With his time in the Tennessee State Legislature, serving as Commissioner of Transportation and his position in NCAA officiating, Dale looked at the idea of bigger things. In 1987, he considered launching a run for the United States Senate against Jim Sasser.
“While I considered running for the Senate, I had no selfish goals. Public service was my intent. My failure, however, to create a message for the people of Tennessee that differed from the one already offered by incumbent Jim Sasser did not set me apart from the crowd. The Democratic Party in this time period remained strong throughout the state and voters continued to support Sasser as their senator. Campaigning against him would prove an uphill battle. Although a team of analysts developed a ‘Run and Gun’ campaign strategy that found me talking with people in one small town after another, listening directly to my constituency, and interacting with the electorates as much as possible, I had no distinctive message or platform to distinguish myself from my opponent.
“My timing was wrong for election to the Senate, so I dropped out of the race in January of 1988.”
When Dale left Nashville following the end of Alexander’s second term in office, he returned to Huntingdon. Unhappy with the fiscal and aesthetic shape of Huntingdon, he began to miss his service in politics. This led to five years on the Carroll County Commission before campaigning for Huntingdon Mayor in 1992. 

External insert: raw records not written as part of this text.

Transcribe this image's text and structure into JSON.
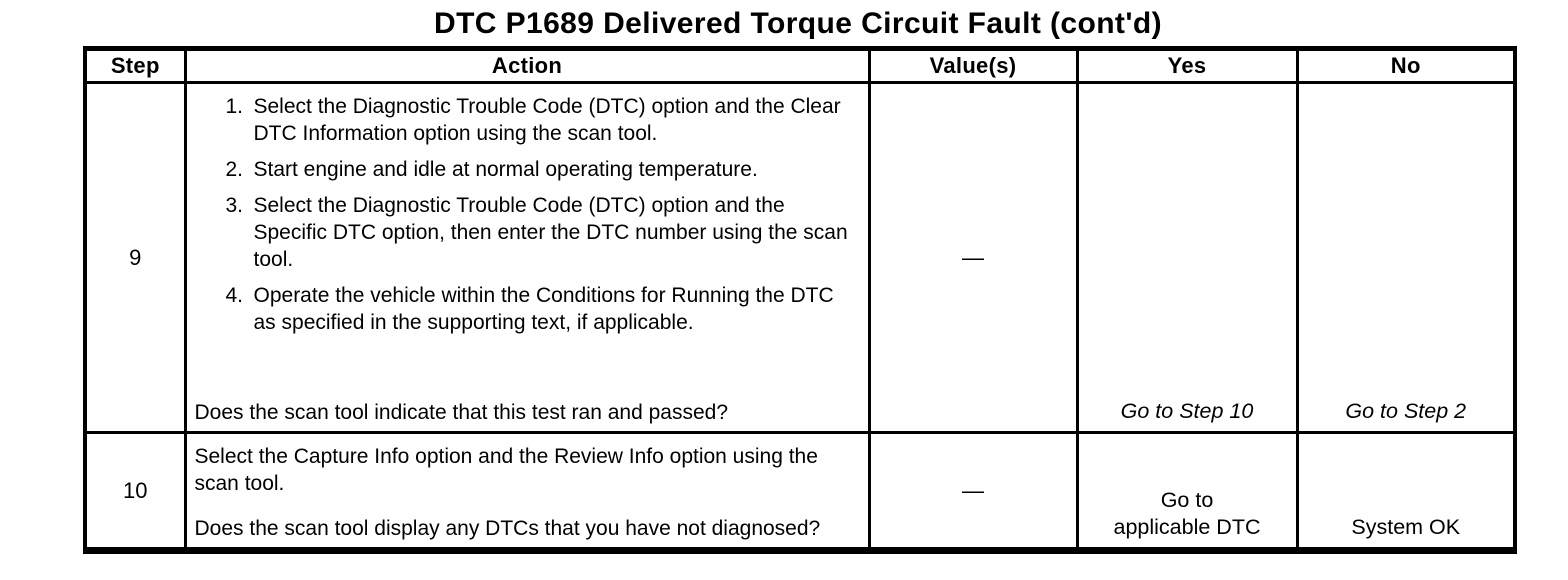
{
  "page": {
    "title": "DTC P1689 Delivered Torque Circuit Fault (cont'd)"
  },
  "table": {
    "headers": [
      "Step",
      "Action",
      "Value(s)",
      "Yes",
      "No"
    ],
    "rows": [
      {
        "step": "9",
        "action_numbers": [
          "1.",
          "2.",
          "3.",
          "4."
        ],
        "action_items": [
          "Select the Diagnostic Trouble Code (DTC) option and the Clear DTC Information option using the scan tool.",
          "Start engine and idle at normal operating temperature.",
          "Select the Diagnostic Trouble Code (DTC) option and the Specific DTC option, then enter the DTC number using the scan tool.",
          "Operate the vehicle within the Conditions for Running the DTC as specified in the supporting text, if applicable."
        ],
        "question": "Does the scan tool indicate that this test ran and passed?",
        "value": "—",
        "yes_lines": [
          "Go to Step 10"
        ],
        "no_lines": [
          "Go to Step 2"
        ]
      },
      {
        "step": "10",
        "paragraph": "Select the Capture Info option and the Review Info option using the scan tool.",
        "question": "Does the scan tool display any DTCs that you have not diagnosed?",
        "value": "—",
        "yes_lines": [
          "Go to",
          "applicable DTC"
        ],
        "no_lines": [
          "System OK"
        ]
      }
    ]
  }
}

Some feared Huntingdon was not ready for someone like Dale Kelley at its helm. “I would be aggressive as I initiated changes necessary to run Huntingdon from economic decline to a viable and stable community,” once stated about taking office as mayor.
Kelley served as mayor of Huntingdon from 1992 until he died in 2022. This thirty-year led to numerous changes and improvements for Huntingdon. This included the construction of the
Dixie Carter Performing Arts Center (named for Dale’s high school classmate), various downtown facade improvements, and the development of the Carroll County Watershed Authority that parlayed into the construction of Tennessee’s second-largest man-made lake.
After various bouts of health issues, Dale Kelley died at his home on August 20, 2022. He is buried at Oak Hill Cemetery, in Huntingdon.
Other honors and distinctions held by Dale include: serving as a member of the Tennessee Higher Education Commission under Governor Don Sundquist; and Senior Advisor and Special Assistant to Governor Bill Haslam; past president of the West TN Mayor’s Association; served on the TN Municipal League Board of Directors, TN Municipal League Risk Management Pool Board, and TN Municipal Bond Fund Board; recognized as the 2008 Tommie Goodwin Mayor of the Year Award for the State of Tennessee presented by the Tennessee Municipal League; member of the Bethel Athletics Hall of Fame, the TSSAA Hall of Fame, the Carroll County Sports Hall of Fame, and the Tennessee Sports Hall of Fame; 1985 Bethel College Outstanding Alumni Achievement Award winner; first recipient of the Carroll County Chamber of Commerce’s Carroll Countian of the Year honor; former Deacon at Huntingdon First Baptist Church; and Athletic Director at Bethel University.